Pero el encuentro que me quedó más grabado fue el de la muchacha. Durante todo el día anterior no encontré a nadie; había terminado el pan y no me atreví, por un ridículo pudor, a ir a pedirlo a las casas de los campesinos. Me hallaba cansado y hambriento. Al caer de la tarde llegué a una selva de castaños y me di cuenta de que en el límite de la selva había un prado pedregoso y una fuente.

Cerca de la fuente se hallaba sentada en el suelo una muchacha. Cuando me vio tuvo miedo y se puso de pie. Debía de tener de doce a trece años: la más bella criatura que nunca había visto. En el rostro, dorado por el sol, brillaban dos ojos verdes, encantados. Y sobre la cabeza desnuda, ondas y ricitos de cabellos negros. Entre los labios, frescos y rojos como un fruto entreabierto, una sonrisa involuntaria, blanca. Una maravilla.

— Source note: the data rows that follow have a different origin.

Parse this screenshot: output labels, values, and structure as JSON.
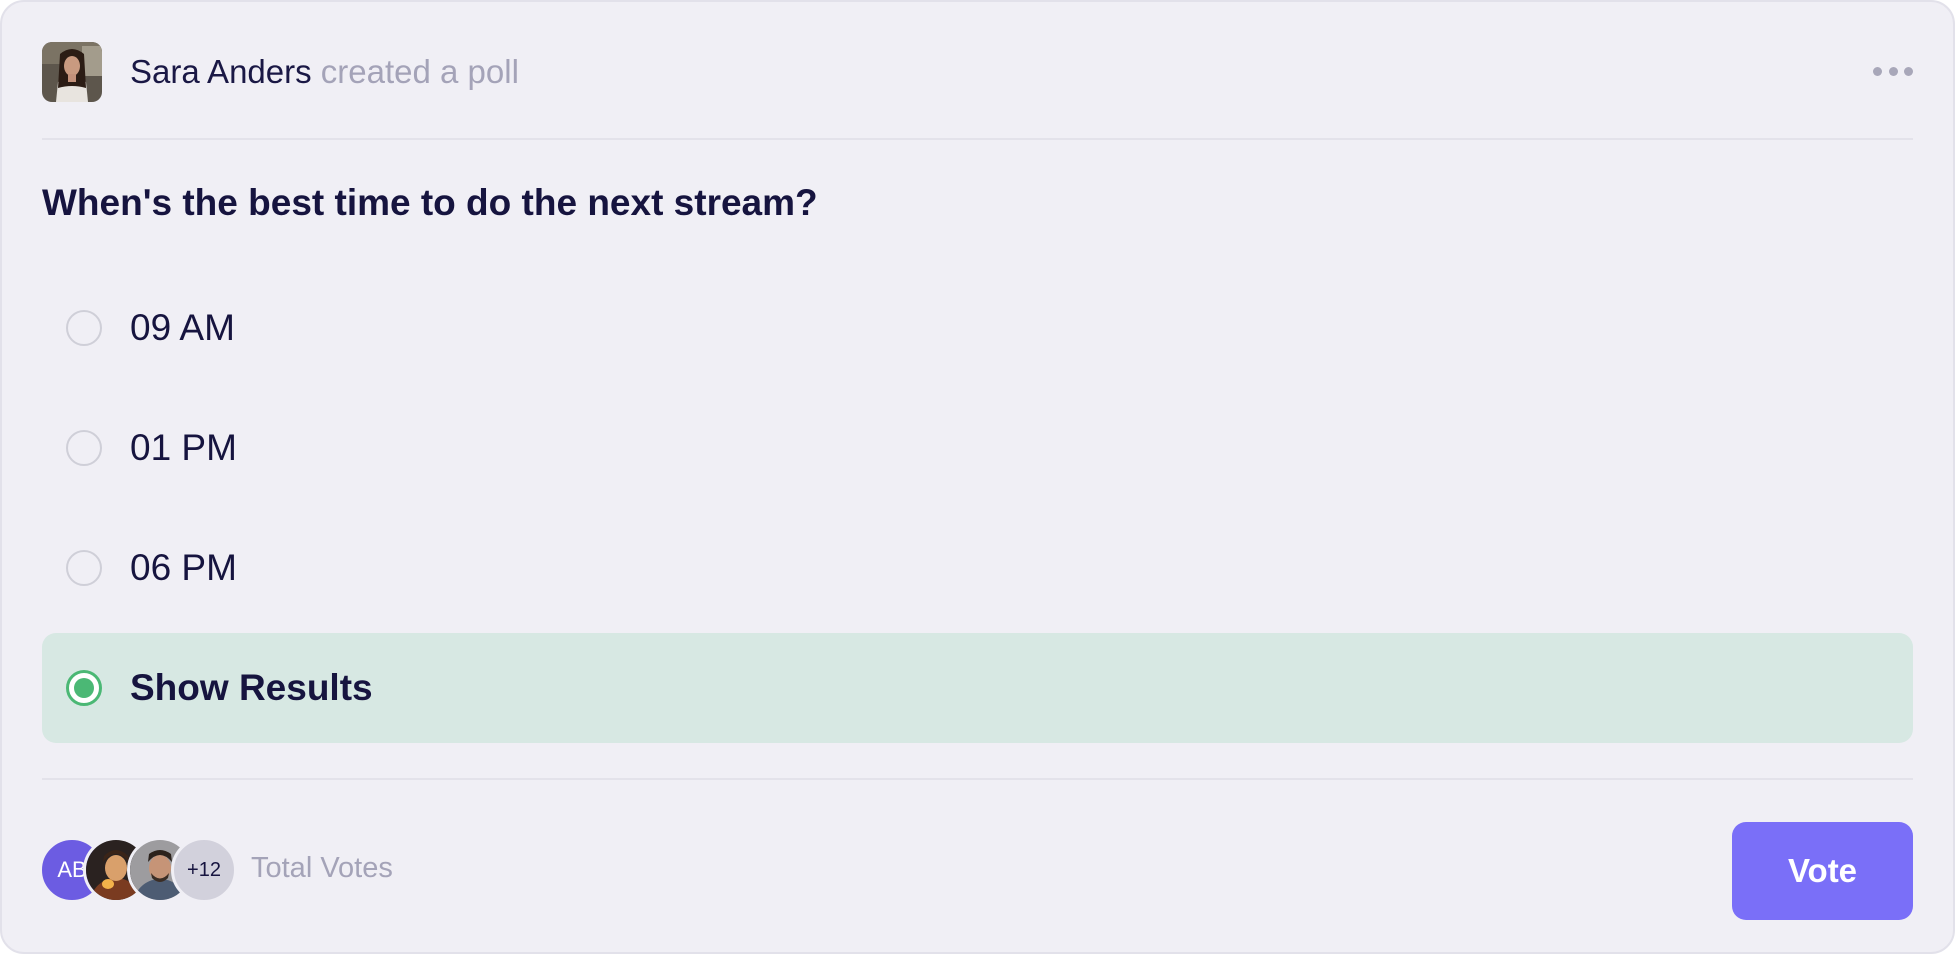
{
  "poll": {
    "author": {
      "name": "Sara Anders",
      "action": "created a poll"
    },
    "question": "When's the best time to do the next stream?",
    "options": [
      {
        "label": "09 AM",
        "selected": false
      },
      {
        "label": "01 PM",
        "selected": false
      },
      {
        "label": "06 PM",
        "selected": false
      },
      {
        "label": "Show Results",
        "selected": true
      }
    ]
  },
  "footer": {
    "voters": {
      "first_initials": "AB",
      "more_count": "+12"
    },
    "total_votes_label": "Total Votes",
    "vote_button_label": "Vote"
  },
  "icons": {
    "more": "more-horizontal-icon"
  },
  "colors": {
    "accent": "#7a6ff8",
    "selected_bg": "#d7e8e3",
    "selected_radio": "#4bb875",
    "text_primary": "#16143f",
    "text_muted": "#a4a3b8",
    "card_bg": "#f0eff5"
  }
}
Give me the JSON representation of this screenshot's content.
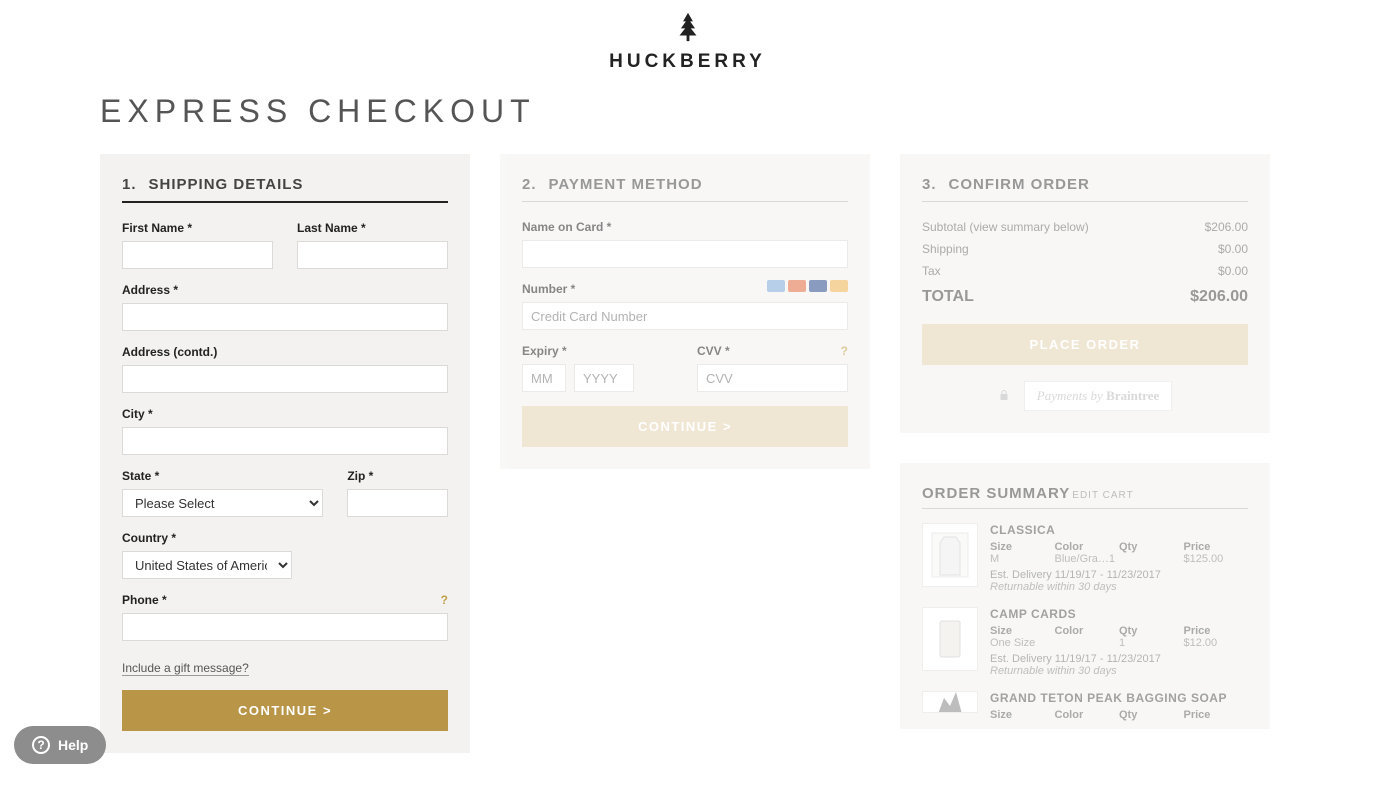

Para no asustarla me senté en una piedra un poco distante. La muchacha se tranquilizó: no hablaba y no me quitaba los ojos de encima. Cuatro vacas enormes pacían allí cerca. Yo me secaba el sudor. Tan mal vestido y jadeante, debía parecer ciertamente un desgraciado vagabundo.

Después de un cuarto de hora, no sé cómo, la muchacha sacó de su hatillo un pedazo de pan moreno, se acercó a mí y me lo ofreció con una sonrisa tímida murmurando algunas palabras. Había comprendido que yo tenía hambre. Le di las gracias como supe y mordí el pan con voluptuosidad. No he sentido jamás un sabor tan bueno y rico.

¿Será éste el verdadero alimento del hombre y ésta la verdadera vida?